The guide, which WMC released in January but recently published as a physical book, has an easy-to-understand entry on the term "emergency contraception" as well as deep dives on issues like how to refer to advocates on different sides of the abortion debate. Some labels, the guide says, "represent little more than competing public relations campaigns," while others "denote very real distinctions in movement issues, priorities, and goals ('pro-life' vs 'consistent life ethic')."
WMC President Julie Burton told Poynter via email: "When it comes to reproductive issues, we know that many reporters are often pressed for time and research and do not work on these issues as an established beat or expertise, therefore we produced this guide to help the press get accurate, reliable facts and resources to tell the stories that are crucial to women's lives."

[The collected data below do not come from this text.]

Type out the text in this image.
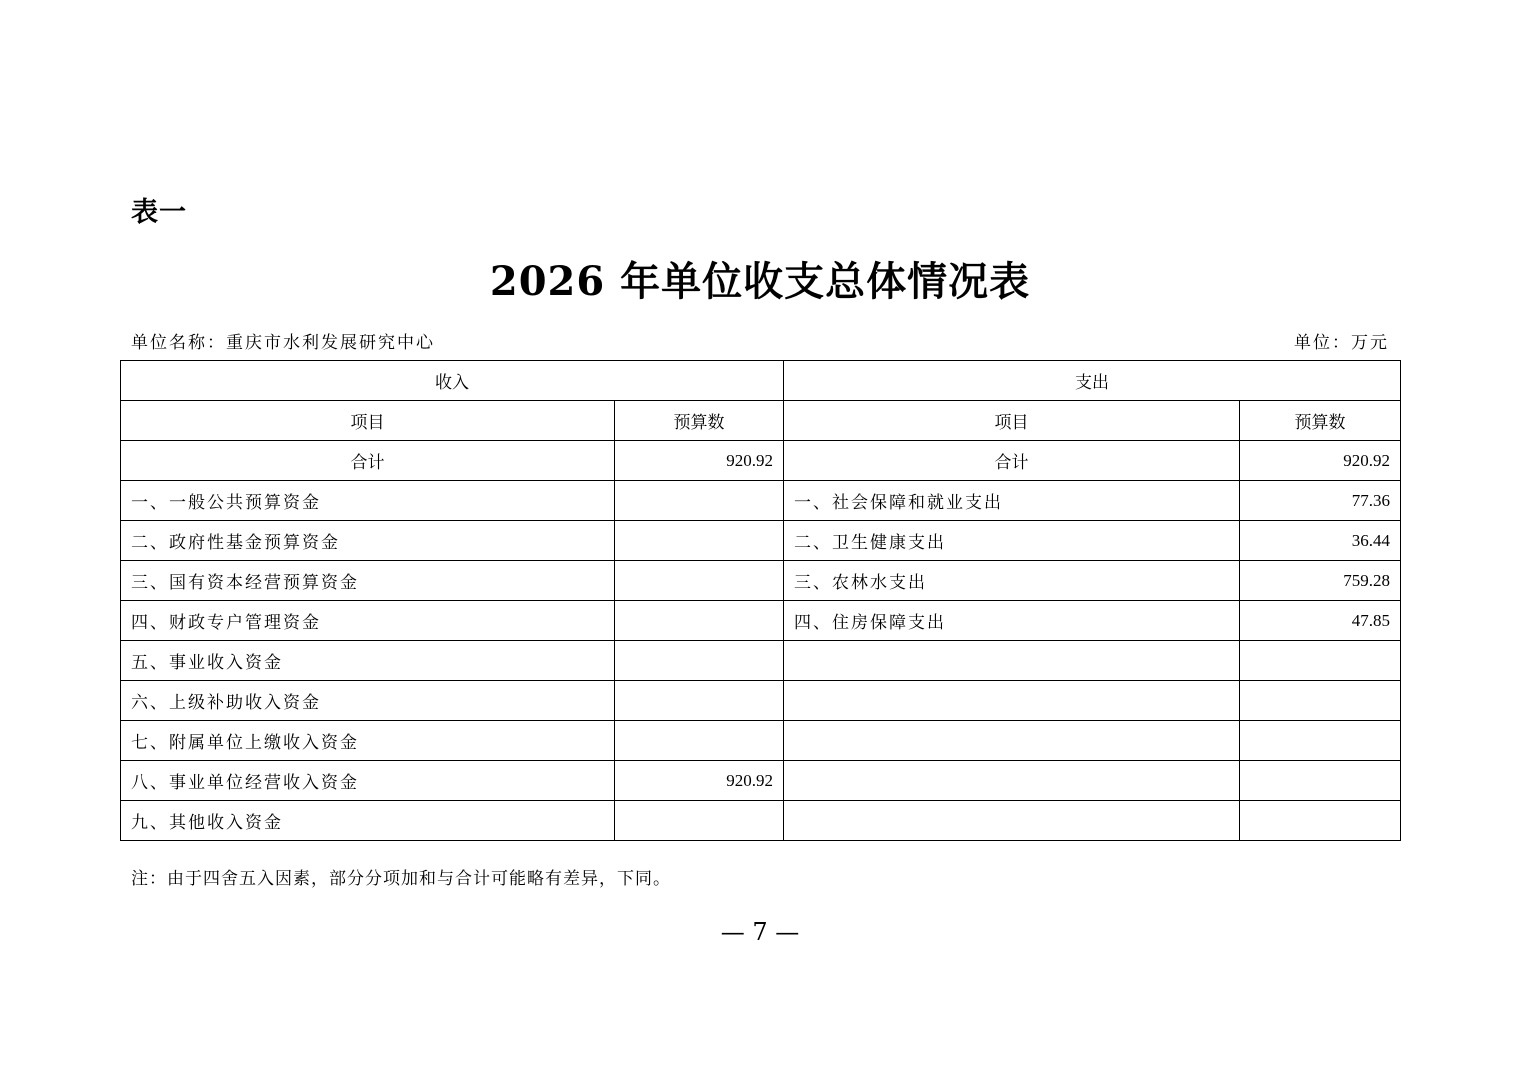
表一
2026 年单位收支总体情况表
单位名称：重庆市水利发展研究中心	单位：万元
收入		支出	
项目	预算数	项目	预算数
合计	920.92	合计	920.92
一、一般公共预算资金		一、社会保障和就业支出	77.36
二、政府性基金预算资金		二、卫生健康支出	36.44
三、国有资本经营预算资金		三、农林水支出	759.28
四、财政专户管理资金		四、住房保障支出	47.85
五、事业收入资金			
六、上级补助收入资金			
七、附属单位上缴收入资金			
八、事业单位经营收入资金	920.92		
九、其他收入资金			
注：由于四舍五入因素，部分分项加和与合计可能略有差异，下同。
— 7 —
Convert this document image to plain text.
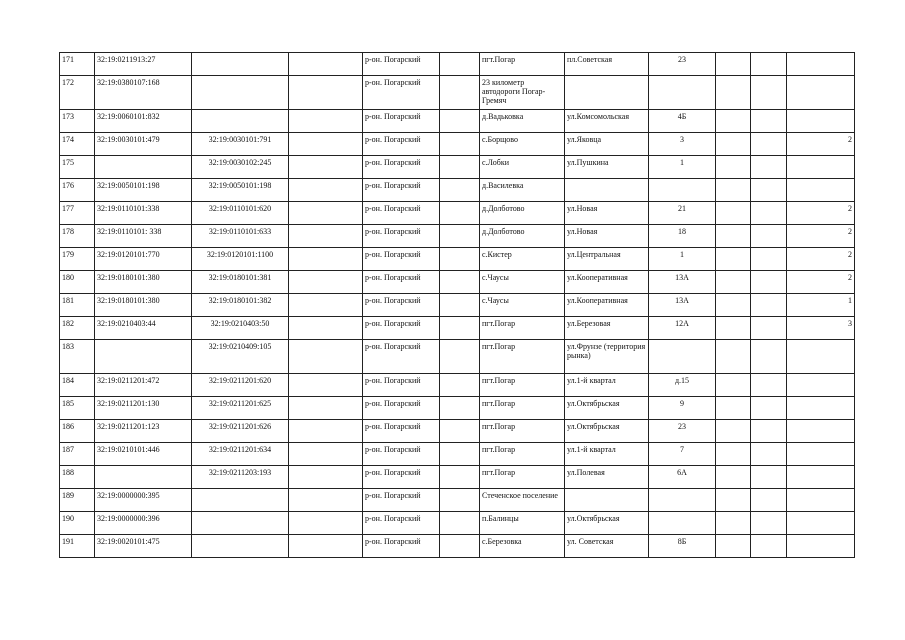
171	32:19:0211913:27			р-он. Погарский		пгт.Погар	пл.Советская	23			
172	32:19:0380107:168			р-он. Погарский		23 километр автодороги Погар-Гремяч					
173	32:19:0060101:832			р-он. Погарский		д.Вадьковка	ул.Комсомольская	4Б			
174	32:19:0030101:479	32:19:0030101:791		р-он. Погарский		с.Борщово	ул.Яковца	3			2
175		32:19:0030102:245		р-он. Погарский		с.Лобки	ул.Пушкина	1			
176	32:19:0050101:198	32:19:0050101:198		р-он. Погарский		д.Василевка					
177	32:19:0110101:338	32:19:0110101:620		р-он. Погарский		д.Долботово	ул.Новая	21			2
178	32:19:0110101: 338	32:19:0110101:633		р-он. Погарский		д.Долботово	ул.Новая	18			2
179	32:19:0120101:770	32:19:0120101:1100		р-он. Погарский		с.Кистер	ул.Центральная	1			2
180	32:19:0180101:380	32:19:0180101:381		р-он. Погарский		с.Чаусы	ул.Кооперативная	13А			2
181	32:19:0180101:380	32:19:0180101:382		р-он. Погарский		с.Чаусы	ул.Кооперативная	13А			1
182	32:19:0210403:44	32:19:0210403:50		р-он. Погарский		пгт.Погар	ул.Березовая	12А			3
183		32:19:0210409:105		р-он. Погарский		пгт.Погар	ул.Фрунзе (территория рынка)				
184	32:19:0211201:472	32:19:0211201:620		р-он. Погарский		пгт.Погар	ул.1-й квартал	д.15			
185	32:19:0211201:130	32:19:0211201:625		р-он. Погарский		пгт.Погар	ул.Октябрьская	9			
186	32:19:0211201:123	32:19:0211201:626		р-он. Погарский		пгт.Погар	ул.Октябрьская	23			
187	32:19:0210101:446	32:19:0211201:634		р-он. Погарский		пгт.Погар	ул.1-й квартал	7			
188		32:19:0211203:193		р-он. Погарский		пгт.Погар	ул.Полевая	6А			
189	32:19:0000000:395			р-он. Погарский		Стеченское поселение					
190	32:19:0000000:396			р-он. Погарский		п.Балинцы	ул.Октябрьская				
191	32:19:0020101:475			р-он. Погарский		с.Березовка	ул. Советская	8Б			
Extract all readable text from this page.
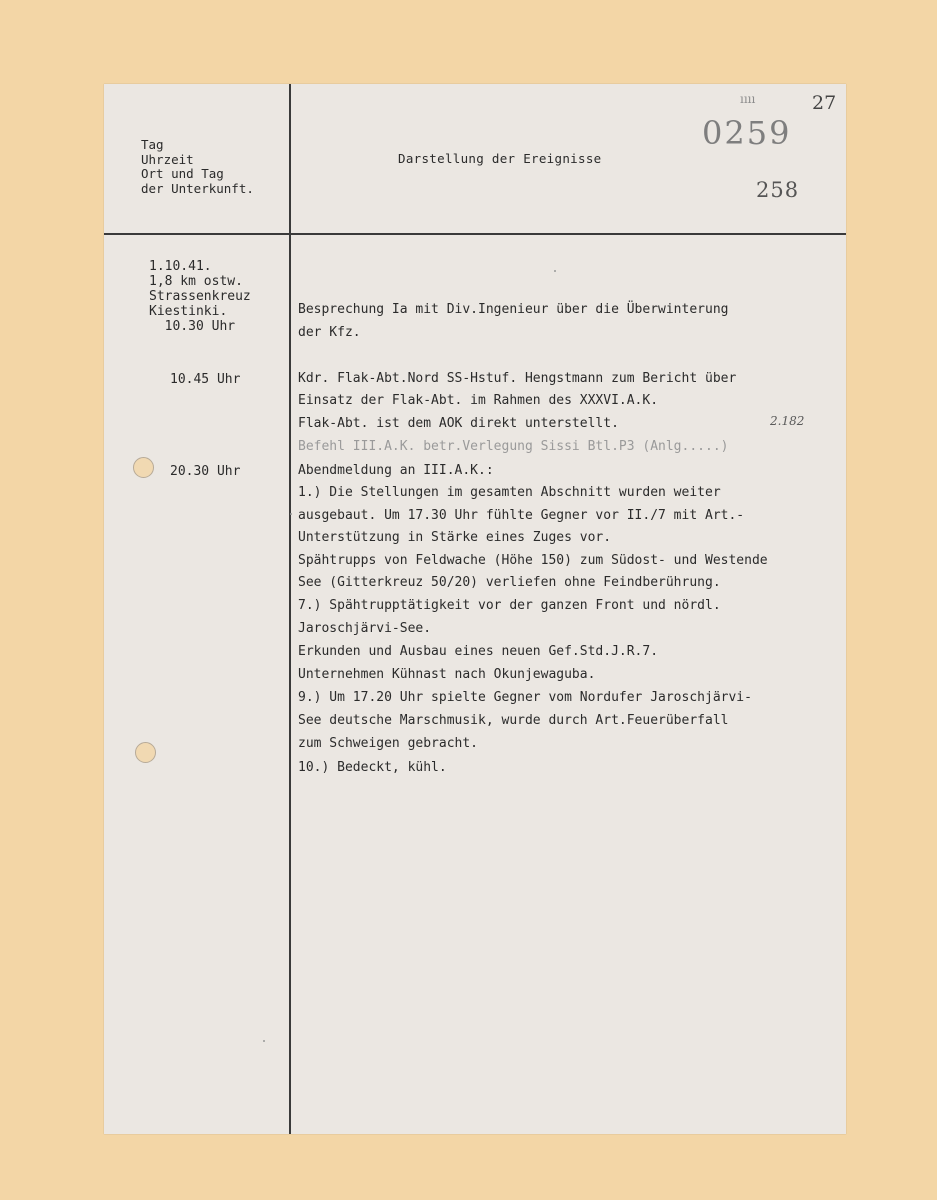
Tag
Uhrzeit
Ort und Tag
der Unterkunft.
Darstellung der Ereignisse
ıııı
0259
27
258
1.10.41.
1,8 km ostw.
Strassenkreuz
Kiestinki.
10.30 Uhr
10.45 Uhr
20.30 Uhr
Besprechung Ia mit Div.Ingenieur über die Überwinterung
der Kfz.
Kdr. Flak-Abt.Nord SS-Hstuf. Hengstmann zum Bericht über
Einsatz der Flak-Abt. im Rahmen des XXXVI.A.K.
Flak-Abt. ist dem AOK direkt unterstellt.
Befehl III.A.K. betr.Verlegung Sissi Btl.P3 (Anlg.....)
Abendmeldung an III.A.K.:
1.) Die Stellungen im gesamten Abschnitt wurden weiter
ausgebaut. Um 17.30 Uhr fühlte Gegner vor II./7 mit Art.-
Unterstützung in Stärke eines Zuges vor.
Spähtrupps von Feldwache (Höhe 150) zum Südost- und Westende
See (Gitterkreuz 50/20) verliefen ohne Feindberührung.
7.) Spähtrupptätigkeit vor der ganzen Front und nördl.
Jaroschjärvi-See.
Erkunden und Ausbau eines neuen Gef.Std.J.R.7.
Unternehmen Kühnast nach Okunjewaguba.
9.) Um 17.20 Uhr spielte Gegner vom Nordufer Jaroschjärvi-
See deutsche Marschmusik, wurde durch Art.Feuerüberfall
zum Schweigen gebracht.
10.) Bedeckt, kühl.
2.182
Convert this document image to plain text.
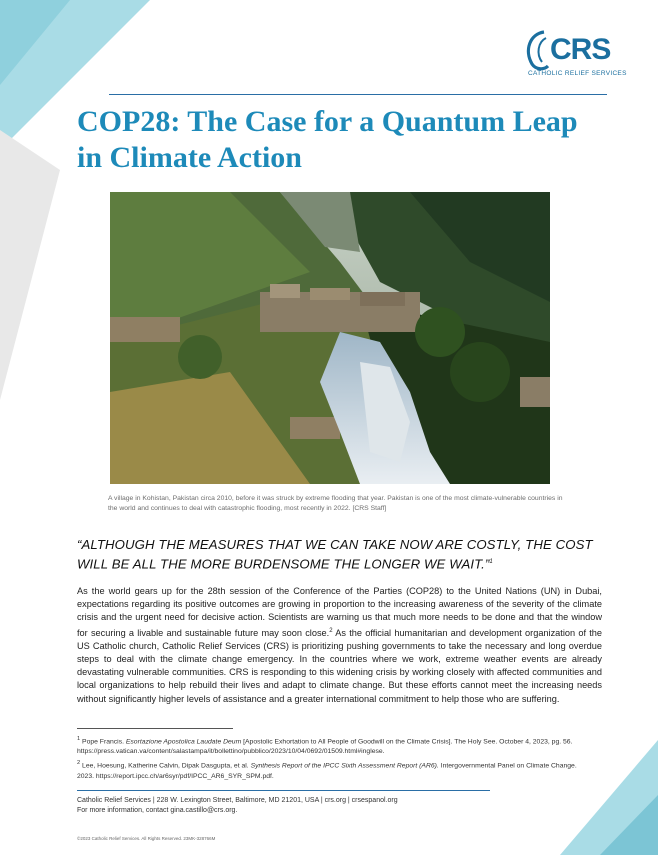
CRS
CATHOLIC RELIEF SERVICES
COP28: The Case for a Quantum Leap in Climate Action
A village in Kohistan, Pakistan circa 2010, before it was struck by extreme flooding that year. Pakistan is one of the most climate-vulnerable countries in the world and continues to deal with catastrophic flooding, most recently in 2022. [CRS Staff]
“ALTHOUGH THE MEASURES THAT WE CAN TAKE NOW ARE COSTLY, THE COST WILL BE ALL THE MORE BURDENSOME THE LONGER WE WAIT.”$^1$

As the world gears up for the 28th session of the Conference of the Parties (COP28) to the United Nations (UN) in Dubai, expectations regarding its positive outcomes are growing in proportion to the increasing awareness of the severity of the climate crisis and the urgent need for decisive action. Scientists are warning us that much more needs to be done and that the window for securing a livable and sustainable future may soon close.$^2$ As the official humanitarian and development organization of the US Catholic church, Catholic Relief Services (CRS) is prioritizing pushing governments to take the necessary and long overdue steps to deal with the climate change emergency. In the countries where we work, extreme weather events are already devastating vulnerable communities. CRS is responding to this widening crisis by working closely with affected communities and local organizations to help rebuild their lives and adapt to climate change. But these efforts cannot meet the increasing needs without significantly higher levels of assistance and a greater international commitment to help those who are suffering.

$^1$ Pope Francis. Esortazione Apostolica Laudate Deum [Apostolic Exhortation to All People of Goodwill on the Climate Crisis]. The Holy See. October 4, 2023, pg. 56. https://press.vatican.va/content/salastampa/it/bollettino/pubblico/2023/10/04/0692/01509.html#inglese.

$^2$ Lee, Hoesung, Katherine Calvin, Dipak Dasgupta, et al. Synthesis Report of the IPCC Sixth Assessment Report (AR6). Intergovernmental Panel on Climate Change. 2023. https://report.ipcc.ch/ar6syr/pdf/IPCC_AR6_SYR_SPM.pdf.

Catholic Relief Services | 228 W. Lexington Street, Baltimore, MD 21201, USA | crs.org | crsespanol.org
For more information, contact gina.castillo@crs.org.
©2023 Catholic Relief Services. All Rights Reserved. 23MK-328766M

For what it's worth, there is a precedent for even anti-abortion groups to use the work of institutions that with which they may have little intellectual sympathy: Studies by the Guttmacher Institute -- named for a former president of Planned Parenthood -- are regularly chewed over and cited by groups such as the American Life League and the National Right to Life Committee.
But what about newsrooms?
"I've been thanked by some editors and reporters for sending them the Media Guide and hope that many newsrooms find it helpful in producing better and more accurate reportage," Larris said.